Watson called the incident an “absolute best example” of how
police deescalation techniques can be used. [See below. -Ed.]
“The institution of police needs to grow and learn and needs to acknowledge public demands, and California has led the way for the nation,” Watson said.
Watson also acknowledged that police agencies do not always get it right and mentioned the tragic incident of Cheri Moore. Moore was killed by EPD officers back in 2006. Moore called the county department of mental health and said she needed medicine and said if her needs were not met she would burn down or blow up her apartment building. Mental health called EPD, who then sent three officers to the scene, followed by a SWAT team shortly later. EPD and SWAT determined there was a flare gun on site and once Moore put the flare gun down, SWAT members stormed the apartment. Moore was ultimately killed in the incident, and according to testimony during a coroner’s inquest Moore pointed the flare gun at the officers once they broke down the door and entered her apartment. [See below. -Ed.]
However, Watson said that police get it right much more often than not and that “some groups only focus on select situations.”
“I think critics of law enforcement say [unarmed police shootings] are endemic and they exclude all of the other times where deadly force is warranted,” Watson said. “It is important to remember that not all situations allow [deescalation]. There are certain situations that officers face where that isn’t applicable.”
For example, Watson pointed to the case of Clayton Lee Lasinski. Back in December of 2017, Lasinski fled from the police after being pulled over in the parking lot of the Best Western. During the chase Lasinski pointed a .45 caliber handgun at the officers who then returned fire.
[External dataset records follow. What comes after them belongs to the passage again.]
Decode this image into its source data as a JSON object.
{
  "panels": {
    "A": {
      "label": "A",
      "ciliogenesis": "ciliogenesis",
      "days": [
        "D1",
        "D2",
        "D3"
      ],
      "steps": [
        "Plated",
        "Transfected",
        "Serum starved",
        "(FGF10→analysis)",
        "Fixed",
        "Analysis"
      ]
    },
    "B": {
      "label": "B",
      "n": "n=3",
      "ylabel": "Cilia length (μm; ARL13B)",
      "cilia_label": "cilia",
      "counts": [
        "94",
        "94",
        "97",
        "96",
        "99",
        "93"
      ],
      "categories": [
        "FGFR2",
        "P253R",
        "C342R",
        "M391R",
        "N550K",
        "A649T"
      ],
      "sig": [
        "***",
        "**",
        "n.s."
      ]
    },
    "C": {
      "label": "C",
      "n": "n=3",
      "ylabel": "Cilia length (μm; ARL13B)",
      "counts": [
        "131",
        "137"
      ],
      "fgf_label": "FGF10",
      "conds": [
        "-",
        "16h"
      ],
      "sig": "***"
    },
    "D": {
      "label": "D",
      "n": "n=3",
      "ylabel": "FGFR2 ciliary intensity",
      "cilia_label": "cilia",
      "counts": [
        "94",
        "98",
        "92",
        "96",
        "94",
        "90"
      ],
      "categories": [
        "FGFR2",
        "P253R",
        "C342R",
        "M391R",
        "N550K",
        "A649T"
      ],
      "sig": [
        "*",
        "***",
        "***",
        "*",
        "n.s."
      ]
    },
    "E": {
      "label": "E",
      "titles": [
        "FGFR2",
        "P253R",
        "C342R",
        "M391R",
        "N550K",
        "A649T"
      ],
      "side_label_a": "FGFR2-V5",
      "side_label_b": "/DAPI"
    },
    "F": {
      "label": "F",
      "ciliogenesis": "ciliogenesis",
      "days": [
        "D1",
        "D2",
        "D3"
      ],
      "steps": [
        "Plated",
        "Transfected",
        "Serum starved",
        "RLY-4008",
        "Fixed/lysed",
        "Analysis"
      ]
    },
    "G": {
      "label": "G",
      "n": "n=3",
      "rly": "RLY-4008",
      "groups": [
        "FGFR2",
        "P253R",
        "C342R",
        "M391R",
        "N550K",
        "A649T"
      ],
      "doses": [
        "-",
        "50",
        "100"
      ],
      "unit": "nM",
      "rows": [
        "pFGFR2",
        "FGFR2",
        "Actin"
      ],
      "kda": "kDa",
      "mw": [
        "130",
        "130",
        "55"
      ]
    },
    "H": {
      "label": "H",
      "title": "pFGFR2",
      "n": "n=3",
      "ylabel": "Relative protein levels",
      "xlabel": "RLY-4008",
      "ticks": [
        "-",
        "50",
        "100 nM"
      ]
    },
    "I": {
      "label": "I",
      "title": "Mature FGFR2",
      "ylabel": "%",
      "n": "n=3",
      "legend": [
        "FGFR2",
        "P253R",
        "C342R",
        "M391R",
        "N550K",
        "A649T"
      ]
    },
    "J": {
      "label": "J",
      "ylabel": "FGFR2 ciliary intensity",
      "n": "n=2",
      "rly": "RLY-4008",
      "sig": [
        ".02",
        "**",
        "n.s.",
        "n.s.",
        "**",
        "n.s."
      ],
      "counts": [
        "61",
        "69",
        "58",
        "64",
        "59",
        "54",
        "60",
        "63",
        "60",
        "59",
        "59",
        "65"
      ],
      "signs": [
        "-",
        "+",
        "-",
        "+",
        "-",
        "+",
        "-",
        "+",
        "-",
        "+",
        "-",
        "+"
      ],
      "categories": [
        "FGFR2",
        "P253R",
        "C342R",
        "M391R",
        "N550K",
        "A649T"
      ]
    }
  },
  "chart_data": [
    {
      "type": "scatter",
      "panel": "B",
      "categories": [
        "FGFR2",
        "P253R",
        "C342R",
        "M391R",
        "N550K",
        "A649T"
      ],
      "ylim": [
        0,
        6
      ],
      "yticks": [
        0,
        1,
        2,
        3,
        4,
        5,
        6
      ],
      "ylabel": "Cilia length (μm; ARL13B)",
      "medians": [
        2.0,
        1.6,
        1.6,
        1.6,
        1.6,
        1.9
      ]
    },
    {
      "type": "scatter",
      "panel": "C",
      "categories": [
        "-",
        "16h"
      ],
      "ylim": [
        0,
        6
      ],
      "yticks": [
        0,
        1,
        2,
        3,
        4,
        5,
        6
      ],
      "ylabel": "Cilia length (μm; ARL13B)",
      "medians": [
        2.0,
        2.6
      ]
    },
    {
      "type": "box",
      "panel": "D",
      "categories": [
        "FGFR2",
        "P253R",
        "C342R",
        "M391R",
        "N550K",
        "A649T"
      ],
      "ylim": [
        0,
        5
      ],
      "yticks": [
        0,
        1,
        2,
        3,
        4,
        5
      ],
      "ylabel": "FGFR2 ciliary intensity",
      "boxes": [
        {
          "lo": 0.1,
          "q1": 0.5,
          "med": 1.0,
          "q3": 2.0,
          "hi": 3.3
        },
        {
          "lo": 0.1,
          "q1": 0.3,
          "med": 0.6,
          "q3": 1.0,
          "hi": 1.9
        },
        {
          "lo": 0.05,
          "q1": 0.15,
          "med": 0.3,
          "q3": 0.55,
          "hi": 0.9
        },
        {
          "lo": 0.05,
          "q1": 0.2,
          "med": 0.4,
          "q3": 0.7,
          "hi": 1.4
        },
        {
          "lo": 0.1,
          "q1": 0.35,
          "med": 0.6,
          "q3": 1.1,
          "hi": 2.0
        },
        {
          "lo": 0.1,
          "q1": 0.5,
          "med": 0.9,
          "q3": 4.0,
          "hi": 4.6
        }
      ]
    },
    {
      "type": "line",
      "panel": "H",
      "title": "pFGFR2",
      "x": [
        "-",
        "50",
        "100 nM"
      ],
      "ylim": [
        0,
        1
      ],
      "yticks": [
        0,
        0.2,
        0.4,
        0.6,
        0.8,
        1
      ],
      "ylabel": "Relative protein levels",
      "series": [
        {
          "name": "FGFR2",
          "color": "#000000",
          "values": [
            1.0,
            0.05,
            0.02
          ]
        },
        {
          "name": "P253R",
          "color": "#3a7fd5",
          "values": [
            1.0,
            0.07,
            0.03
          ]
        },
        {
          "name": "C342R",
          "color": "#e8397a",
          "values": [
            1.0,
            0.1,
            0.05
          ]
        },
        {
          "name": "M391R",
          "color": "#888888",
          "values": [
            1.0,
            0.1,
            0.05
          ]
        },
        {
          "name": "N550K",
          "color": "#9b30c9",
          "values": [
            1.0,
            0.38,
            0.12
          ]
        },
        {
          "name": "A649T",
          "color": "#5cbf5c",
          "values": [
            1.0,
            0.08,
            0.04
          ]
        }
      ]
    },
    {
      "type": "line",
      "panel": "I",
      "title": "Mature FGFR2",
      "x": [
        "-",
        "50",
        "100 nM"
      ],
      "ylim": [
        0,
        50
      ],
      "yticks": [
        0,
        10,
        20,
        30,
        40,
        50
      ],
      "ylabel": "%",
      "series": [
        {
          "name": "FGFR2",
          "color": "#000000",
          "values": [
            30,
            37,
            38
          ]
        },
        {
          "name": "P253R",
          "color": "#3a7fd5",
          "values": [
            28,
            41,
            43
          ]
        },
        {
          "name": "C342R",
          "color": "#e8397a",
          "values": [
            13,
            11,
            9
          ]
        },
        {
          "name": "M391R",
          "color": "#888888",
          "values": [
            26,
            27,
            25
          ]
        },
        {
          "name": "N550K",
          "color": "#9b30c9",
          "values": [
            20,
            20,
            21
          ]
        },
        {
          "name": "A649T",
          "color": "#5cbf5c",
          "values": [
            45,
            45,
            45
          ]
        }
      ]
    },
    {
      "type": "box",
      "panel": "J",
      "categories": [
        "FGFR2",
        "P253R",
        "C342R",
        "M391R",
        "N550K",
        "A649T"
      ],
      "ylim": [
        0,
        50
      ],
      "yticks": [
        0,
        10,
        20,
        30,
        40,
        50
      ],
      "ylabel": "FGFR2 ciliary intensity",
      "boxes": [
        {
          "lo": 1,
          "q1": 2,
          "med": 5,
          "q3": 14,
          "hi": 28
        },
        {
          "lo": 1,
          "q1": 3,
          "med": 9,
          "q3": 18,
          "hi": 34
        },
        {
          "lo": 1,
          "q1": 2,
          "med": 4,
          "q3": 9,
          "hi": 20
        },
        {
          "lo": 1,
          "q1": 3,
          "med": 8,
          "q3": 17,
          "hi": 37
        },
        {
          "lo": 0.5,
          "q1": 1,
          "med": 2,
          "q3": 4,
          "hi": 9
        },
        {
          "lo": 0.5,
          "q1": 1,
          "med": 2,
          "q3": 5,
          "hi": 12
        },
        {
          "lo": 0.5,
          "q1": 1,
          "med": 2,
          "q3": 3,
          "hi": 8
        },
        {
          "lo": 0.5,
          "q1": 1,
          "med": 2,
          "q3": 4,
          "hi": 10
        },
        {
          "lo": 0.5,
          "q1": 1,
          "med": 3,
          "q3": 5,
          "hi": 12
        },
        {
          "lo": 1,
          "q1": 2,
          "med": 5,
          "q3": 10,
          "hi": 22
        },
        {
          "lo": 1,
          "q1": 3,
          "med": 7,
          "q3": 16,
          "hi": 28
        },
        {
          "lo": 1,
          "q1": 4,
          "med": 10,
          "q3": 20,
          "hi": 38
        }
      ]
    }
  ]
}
Watson said he backs AB 392 after some edits that were made to the bill. He said the original bill seemed to “criminalize officers who make split-second life or death decisions.” He said the current bill addresses pressing issues and it is something that law enforcement can embrace, especially if Senate Bill 230 passes. (It’s currently stalled out in the Assembly.)
Within SB 230 is language that outlines requirements for mental health training for officers, as well as a requirement that police must “promptly provide, if properly trained, or otherwise promptly procure medical assistance for persons injured in a use of force incident, when reasonable and safe to do so.”
However, SB 230 has been called problematic and was “designed to thwart serious reform of police deadly force laws,” according to the Sacramento Bee editorial board. SB 230 is currently stuck while it is being debated by the State Assembly Appropriations Committee. Arcata Chief of Police Brian Ahearn said the pushback against the bill is all a part of the democratic process.
“There should be no greater scrutiny on law enforcement than the use of deadly force,” Ahearn told the Outpost. “Any legislation and any program that is designed to reduce the use of deadly force and still protect communities is a good thing. AB 292 and SB 230 ensures California continues to be the leader in use-of-force training for law enforcement.”
CORRECTION/CLARIFICATION: A couple of things. There was apparently a misunderstanding between Chief Watson and our reporter about the incident, last week, with a barricaded subject. It seems that we misheard Watson say that the incident “was the best possible example”; Watson maintains that he said that it “WASN’T the best possible example.” The Outpost regrets the error.
In addition, Watson wishes to clarify a couple of points. One: Some readers might have inferred from an earlier draft of a sentence, above, that Watson supported AB 392 before amendments were made to the bill. That is not the case; he supported it only after those amendments were made.
Finally, though Watson did say that modern deescalation techniques could have made a difference in the Cheri Lyn Moore case, he wishes to be on-record as emphasizing the “could” part of that. He writes:
I wasn’t intending to use Cheri Moore as an example of getting it wrong/not getting it right in those words (I was careful not to criticize those who were there) but rather as an example of where things ended tragically and where enhanced de-escalation tactics today might have resulted in a better outcome.